1 files changed, 25 insertions, 10 deletions
diff --git a/synapse/handlers/federation.py b/synapse/handlers/federation.py
index 2b93b8c621..29cd45550a 100644
--- a/synapse/handlers/federation.py
+++ b/synapse/handlers/federation.py
@@ -60,6 +60,7 @@ from synapse.events import EventBase
 from synapse.events.snapshot import EventContext, UnpersistedEventContextBase
 from synapse.events.validator import EventValidator
 from synapse.federation.federation_client import InvalidResponseError
+from synapse.handlers.pagination import PURGE_PAGINATION_LOCK_NAME
 from synapse.http.servlet import assert_params_in_dict
 from synapse.logging.context import nested_logging_context
 from synapse.logging.opentracing import SynapseTags, set_tag, tag_args, trace
@@ -152,6 +153,7 @@ class FederationHandler:
         self._device_handler = hs.get_device_handler()
         self._bulk_push_rule_evaluator = hs.get_bulk_push_rule_evaluator()
         self._notifier = hs.get_notifier()

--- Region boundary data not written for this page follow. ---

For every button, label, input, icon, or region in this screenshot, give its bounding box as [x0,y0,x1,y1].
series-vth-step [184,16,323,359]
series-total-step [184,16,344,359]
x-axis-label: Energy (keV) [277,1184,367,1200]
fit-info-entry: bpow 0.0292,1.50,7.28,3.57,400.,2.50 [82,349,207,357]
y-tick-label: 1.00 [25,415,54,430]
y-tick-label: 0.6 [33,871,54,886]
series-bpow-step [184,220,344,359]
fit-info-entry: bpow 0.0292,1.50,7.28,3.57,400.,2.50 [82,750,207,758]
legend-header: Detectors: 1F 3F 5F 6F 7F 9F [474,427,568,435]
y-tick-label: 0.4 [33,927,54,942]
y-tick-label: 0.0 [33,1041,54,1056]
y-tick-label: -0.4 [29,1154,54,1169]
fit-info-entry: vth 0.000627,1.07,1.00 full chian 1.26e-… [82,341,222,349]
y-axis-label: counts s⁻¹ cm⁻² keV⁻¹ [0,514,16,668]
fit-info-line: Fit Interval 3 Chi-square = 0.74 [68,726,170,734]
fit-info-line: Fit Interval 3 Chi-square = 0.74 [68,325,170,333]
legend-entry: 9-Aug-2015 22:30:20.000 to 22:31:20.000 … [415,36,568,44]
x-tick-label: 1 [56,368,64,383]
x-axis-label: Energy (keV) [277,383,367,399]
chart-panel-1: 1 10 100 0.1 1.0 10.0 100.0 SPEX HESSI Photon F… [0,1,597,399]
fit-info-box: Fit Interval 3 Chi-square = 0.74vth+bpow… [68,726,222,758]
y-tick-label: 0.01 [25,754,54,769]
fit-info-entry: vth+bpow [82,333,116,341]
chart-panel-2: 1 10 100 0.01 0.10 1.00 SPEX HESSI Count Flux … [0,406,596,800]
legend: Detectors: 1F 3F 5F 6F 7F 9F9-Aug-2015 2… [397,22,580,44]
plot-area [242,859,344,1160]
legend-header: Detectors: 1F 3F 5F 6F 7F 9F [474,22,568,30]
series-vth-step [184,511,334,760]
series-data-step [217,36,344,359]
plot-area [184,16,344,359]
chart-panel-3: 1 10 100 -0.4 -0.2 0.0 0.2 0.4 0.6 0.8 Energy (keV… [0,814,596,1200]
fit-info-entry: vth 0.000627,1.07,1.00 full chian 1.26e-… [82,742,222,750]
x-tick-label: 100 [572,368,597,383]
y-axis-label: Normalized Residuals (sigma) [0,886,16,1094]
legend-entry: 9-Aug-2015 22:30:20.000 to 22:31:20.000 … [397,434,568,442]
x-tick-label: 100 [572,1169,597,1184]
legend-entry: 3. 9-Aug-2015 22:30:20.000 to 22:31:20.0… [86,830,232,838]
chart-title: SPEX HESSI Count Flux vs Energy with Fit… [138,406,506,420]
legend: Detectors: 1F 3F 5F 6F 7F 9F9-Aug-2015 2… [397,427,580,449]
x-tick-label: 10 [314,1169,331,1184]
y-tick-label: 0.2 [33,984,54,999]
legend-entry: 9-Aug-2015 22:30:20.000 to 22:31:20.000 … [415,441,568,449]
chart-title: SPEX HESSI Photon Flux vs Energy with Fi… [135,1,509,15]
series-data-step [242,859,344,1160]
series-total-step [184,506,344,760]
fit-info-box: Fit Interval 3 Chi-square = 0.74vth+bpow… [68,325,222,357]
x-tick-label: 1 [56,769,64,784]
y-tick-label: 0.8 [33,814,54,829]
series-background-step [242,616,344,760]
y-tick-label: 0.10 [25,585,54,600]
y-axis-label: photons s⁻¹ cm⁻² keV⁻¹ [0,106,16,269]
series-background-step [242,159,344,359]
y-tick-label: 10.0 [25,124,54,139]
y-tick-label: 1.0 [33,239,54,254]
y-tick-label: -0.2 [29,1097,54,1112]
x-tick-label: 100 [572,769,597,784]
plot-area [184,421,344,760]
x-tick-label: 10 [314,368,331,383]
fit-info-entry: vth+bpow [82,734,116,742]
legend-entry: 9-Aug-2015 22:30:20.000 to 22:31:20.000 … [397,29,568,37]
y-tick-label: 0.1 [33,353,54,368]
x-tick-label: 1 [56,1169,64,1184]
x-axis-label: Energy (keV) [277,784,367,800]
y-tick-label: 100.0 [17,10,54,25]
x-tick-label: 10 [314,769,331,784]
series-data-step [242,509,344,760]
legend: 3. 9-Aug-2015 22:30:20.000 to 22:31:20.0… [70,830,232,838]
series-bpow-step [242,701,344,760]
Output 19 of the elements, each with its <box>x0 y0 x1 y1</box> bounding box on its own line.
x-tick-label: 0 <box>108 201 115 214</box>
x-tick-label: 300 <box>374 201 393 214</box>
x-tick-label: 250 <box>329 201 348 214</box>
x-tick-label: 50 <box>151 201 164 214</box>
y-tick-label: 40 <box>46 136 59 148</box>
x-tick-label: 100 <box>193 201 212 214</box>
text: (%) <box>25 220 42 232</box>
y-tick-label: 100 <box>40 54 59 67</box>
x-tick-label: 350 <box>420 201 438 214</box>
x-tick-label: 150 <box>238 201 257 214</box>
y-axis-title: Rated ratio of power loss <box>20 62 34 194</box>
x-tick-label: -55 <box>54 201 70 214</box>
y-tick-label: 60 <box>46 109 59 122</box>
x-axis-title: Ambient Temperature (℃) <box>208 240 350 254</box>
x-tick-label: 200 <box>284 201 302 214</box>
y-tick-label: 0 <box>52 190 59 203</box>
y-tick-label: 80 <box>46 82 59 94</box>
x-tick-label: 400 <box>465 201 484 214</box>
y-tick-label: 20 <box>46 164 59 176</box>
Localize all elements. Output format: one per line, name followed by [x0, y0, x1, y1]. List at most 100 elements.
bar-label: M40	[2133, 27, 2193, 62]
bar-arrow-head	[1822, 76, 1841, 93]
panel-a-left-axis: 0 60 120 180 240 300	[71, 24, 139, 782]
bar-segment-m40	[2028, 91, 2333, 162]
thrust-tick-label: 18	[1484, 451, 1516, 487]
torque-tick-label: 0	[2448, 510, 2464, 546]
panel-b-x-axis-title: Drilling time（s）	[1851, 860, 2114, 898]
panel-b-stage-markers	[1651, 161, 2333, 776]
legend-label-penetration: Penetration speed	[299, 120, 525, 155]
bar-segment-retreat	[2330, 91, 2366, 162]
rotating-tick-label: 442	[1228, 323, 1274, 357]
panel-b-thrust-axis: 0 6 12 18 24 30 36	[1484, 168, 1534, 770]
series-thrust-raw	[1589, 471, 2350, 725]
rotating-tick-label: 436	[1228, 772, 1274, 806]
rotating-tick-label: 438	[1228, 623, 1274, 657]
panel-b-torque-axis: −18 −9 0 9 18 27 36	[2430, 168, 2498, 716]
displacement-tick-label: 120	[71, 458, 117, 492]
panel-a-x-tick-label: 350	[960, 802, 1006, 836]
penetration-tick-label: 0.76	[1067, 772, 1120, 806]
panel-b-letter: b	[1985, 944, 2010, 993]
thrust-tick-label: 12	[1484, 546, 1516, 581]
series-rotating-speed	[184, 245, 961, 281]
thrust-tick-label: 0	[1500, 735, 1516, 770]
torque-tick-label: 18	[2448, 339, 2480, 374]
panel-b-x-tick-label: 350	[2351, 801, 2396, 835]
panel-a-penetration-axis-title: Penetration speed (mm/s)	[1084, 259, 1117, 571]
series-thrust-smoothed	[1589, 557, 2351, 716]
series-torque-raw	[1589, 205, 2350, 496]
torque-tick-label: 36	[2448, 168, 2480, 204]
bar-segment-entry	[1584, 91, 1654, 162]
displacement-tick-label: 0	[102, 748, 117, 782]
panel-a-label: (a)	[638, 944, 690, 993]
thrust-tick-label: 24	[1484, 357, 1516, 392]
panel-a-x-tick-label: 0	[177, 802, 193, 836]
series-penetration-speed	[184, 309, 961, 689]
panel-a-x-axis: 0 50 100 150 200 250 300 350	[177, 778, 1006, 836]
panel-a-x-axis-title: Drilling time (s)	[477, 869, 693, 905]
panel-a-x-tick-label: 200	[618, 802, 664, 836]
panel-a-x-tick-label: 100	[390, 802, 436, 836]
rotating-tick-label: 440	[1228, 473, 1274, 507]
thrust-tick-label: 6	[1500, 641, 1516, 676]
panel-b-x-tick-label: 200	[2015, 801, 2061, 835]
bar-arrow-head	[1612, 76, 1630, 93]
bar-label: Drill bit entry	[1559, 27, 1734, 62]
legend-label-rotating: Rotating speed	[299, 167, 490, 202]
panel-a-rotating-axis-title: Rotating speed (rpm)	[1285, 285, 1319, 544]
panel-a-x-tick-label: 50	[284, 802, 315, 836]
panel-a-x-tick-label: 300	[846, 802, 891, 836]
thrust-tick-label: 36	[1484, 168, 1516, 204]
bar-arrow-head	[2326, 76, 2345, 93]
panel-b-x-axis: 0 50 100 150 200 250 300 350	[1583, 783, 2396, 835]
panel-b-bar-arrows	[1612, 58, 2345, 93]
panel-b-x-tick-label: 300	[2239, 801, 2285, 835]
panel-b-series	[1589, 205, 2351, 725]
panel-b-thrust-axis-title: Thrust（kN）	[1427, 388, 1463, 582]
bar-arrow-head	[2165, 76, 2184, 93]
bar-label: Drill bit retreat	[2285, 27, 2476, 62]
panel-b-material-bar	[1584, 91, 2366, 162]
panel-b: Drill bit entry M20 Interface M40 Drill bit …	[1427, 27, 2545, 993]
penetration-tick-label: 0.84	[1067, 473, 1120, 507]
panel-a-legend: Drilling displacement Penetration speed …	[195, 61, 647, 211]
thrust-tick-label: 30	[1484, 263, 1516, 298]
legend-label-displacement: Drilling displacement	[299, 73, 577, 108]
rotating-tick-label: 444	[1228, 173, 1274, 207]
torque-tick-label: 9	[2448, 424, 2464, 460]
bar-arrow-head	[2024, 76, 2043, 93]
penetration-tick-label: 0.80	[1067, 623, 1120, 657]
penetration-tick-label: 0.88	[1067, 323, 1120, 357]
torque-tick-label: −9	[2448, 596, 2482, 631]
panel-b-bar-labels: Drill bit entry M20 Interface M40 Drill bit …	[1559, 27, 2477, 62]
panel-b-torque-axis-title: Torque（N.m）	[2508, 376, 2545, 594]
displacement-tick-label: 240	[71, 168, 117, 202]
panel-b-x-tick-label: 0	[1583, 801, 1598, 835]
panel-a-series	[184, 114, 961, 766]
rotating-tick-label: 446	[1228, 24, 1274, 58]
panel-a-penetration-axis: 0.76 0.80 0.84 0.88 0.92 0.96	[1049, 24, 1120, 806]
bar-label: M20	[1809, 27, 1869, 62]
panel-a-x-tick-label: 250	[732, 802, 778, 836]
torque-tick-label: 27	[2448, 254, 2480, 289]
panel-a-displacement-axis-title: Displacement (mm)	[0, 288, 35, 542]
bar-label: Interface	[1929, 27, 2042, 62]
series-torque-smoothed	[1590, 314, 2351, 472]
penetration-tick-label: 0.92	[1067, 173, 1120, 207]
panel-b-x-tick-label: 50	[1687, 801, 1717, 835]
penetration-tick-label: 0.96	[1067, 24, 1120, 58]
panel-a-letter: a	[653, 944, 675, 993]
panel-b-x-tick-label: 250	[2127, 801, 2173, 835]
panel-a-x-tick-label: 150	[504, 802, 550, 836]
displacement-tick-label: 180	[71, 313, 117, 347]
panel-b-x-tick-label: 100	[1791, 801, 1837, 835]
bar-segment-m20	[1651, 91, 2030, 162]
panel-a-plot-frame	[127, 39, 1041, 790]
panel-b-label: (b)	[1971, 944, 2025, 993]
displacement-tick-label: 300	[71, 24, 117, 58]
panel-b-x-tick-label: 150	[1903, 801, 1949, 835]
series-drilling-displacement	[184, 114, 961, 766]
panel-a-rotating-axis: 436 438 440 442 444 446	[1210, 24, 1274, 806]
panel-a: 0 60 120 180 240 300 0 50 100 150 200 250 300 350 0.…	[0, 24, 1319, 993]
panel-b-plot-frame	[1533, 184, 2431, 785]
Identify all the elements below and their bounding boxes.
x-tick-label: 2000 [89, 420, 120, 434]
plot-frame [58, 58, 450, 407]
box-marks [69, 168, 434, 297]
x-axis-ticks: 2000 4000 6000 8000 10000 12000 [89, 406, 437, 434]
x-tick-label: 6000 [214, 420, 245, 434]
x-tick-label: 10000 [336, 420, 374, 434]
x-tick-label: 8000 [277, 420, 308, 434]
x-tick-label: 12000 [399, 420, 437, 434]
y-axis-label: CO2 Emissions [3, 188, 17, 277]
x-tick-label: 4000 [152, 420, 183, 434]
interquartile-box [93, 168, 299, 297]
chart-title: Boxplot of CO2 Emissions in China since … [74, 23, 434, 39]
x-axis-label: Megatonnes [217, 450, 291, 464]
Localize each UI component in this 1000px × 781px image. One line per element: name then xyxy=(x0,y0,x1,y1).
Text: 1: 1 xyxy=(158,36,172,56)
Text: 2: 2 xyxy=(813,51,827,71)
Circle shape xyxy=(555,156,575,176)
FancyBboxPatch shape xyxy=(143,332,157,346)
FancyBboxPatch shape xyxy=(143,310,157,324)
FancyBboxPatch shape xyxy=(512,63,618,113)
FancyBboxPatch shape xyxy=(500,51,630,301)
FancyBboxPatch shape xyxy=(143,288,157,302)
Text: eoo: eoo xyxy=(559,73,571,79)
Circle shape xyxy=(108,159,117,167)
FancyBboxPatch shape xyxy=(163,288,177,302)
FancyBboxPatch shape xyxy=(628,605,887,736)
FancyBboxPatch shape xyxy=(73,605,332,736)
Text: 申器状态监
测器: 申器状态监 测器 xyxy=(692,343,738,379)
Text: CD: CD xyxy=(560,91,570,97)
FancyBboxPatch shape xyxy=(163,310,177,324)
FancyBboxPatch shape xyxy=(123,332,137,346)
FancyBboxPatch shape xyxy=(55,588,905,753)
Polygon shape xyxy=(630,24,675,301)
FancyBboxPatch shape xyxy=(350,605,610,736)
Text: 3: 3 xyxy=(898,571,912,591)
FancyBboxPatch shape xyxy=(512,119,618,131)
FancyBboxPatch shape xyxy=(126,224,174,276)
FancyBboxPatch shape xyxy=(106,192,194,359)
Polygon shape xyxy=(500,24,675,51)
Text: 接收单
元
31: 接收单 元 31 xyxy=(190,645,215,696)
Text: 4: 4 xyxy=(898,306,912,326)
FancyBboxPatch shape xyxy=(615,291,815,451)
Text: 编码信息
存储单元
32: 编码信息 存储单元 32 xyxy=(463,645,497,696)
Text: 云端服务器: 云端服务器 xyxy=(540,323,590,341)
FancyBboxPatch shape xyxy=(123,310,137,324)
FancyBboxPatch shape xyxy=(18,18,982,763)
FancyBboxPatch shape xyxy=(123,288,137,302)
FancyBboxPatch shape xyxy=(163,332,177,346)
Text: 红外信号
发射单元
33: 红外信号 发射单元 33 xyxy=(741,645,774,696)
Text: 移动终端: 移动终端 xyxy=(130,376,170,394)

+        self._worker_locks = hs.get_worker_locks_handler()
 
         self._clean_room_for_join_client = ReplicationCleanRoomRestServlet.make_client(
             hs
@@ -200,7 +202,7 @@ class FederationHandler:
     @trace
     @tag_args
     async def maybe_backfill(
-        self, room_id: str, current_depth: int, limit: int
+        self, room_id: str, current_depth: int, limit: int, record_time: bool = True
     ) -> bool:
         """Checks the database to see if we should backfill before paginating,
         and if so do.
@@ -213,21 +215,25 @@ class FederationHandler:
             limit: The number of events that the pagination request will
                 return. This is used as part of the heuristic to decide if we
                 should back paginate.
+            record_time: Whether to record the time it takes to backfill.
 
         Returns:
             True if we actually tried to backfill something, otherwise False.
         """
         # Starting the processing time here so we can include the room backfill
         # linearizer lock queue in the timing
-        processing_start_time = self.clock.time_msec()
+        processing_start_time = self.clock.time_msec() if record_time else 0
 
         async with self._room_backfill.queue(room_id):
-            return await self._maybe_backfill_inner(
-                room_id,
-                current_depth,
-                limit,
-                processing_start_time=processing_start_time,
-            )
+            async with self._worker_locks.acquire_read_write_lock(
+                PURGE_PAGINATION_LOCK_NAME, room_id, write=False
+            ):
+                return await self._maybe_backfill_inner(
+                    room_id,
+                    current_depth,
+                    limit,
+                    processing_start_time=processing_start_time,
+                )
 
     @trace
     @tag_args
@@ -305,12 +311,21 @@ class FederationHandler:
         # of history that extends all the way back to where we are currently paginating
         # and it's within the 100 events that are returned from `/backfill`.
         if not sorted_backfill_points and current_depth != MAX_DEPTH:
+            # Check that we actually have later backfill points, if not just return.
+            have_later_backfill_points = await self.store.get_backfill_points_in_room(
+                room_id=room_id,
+                current_depth=MAX_DEPTH,
+                limit=1,
+            )
+            if not have_later_backfill_points:
+                return False
+
             logger.debug(
                 "_maybe_backfill_inner: all backfill points are *after* current depth. Trying again with later backfill points."
             )
             run_as_background_process(
                 "_maybe_backfill_inner_anyway_with_max_depth",
-                self._maybe_backfill_inner,
+                self.maybe_backfill,
                 room_id=room_id,
                 # We use `MAX_DEPTH` so that we find all backfill points next
                 # time (all events are below the `MAX_DEPTH`)
@@ -319,7 +334,7 @@ class FederationHandler:
                 # We don't want to start another timing observation from this
                 # nested recursive call. The top-most call can record the time
                 # overall otherwise the smaller one will throw off the results.
-                processing_start_time=None,
+                record_time=False,
             )
             # We return `False` because we're backfilling in the background and there is
             # no new events immediately for the caller to know about yet.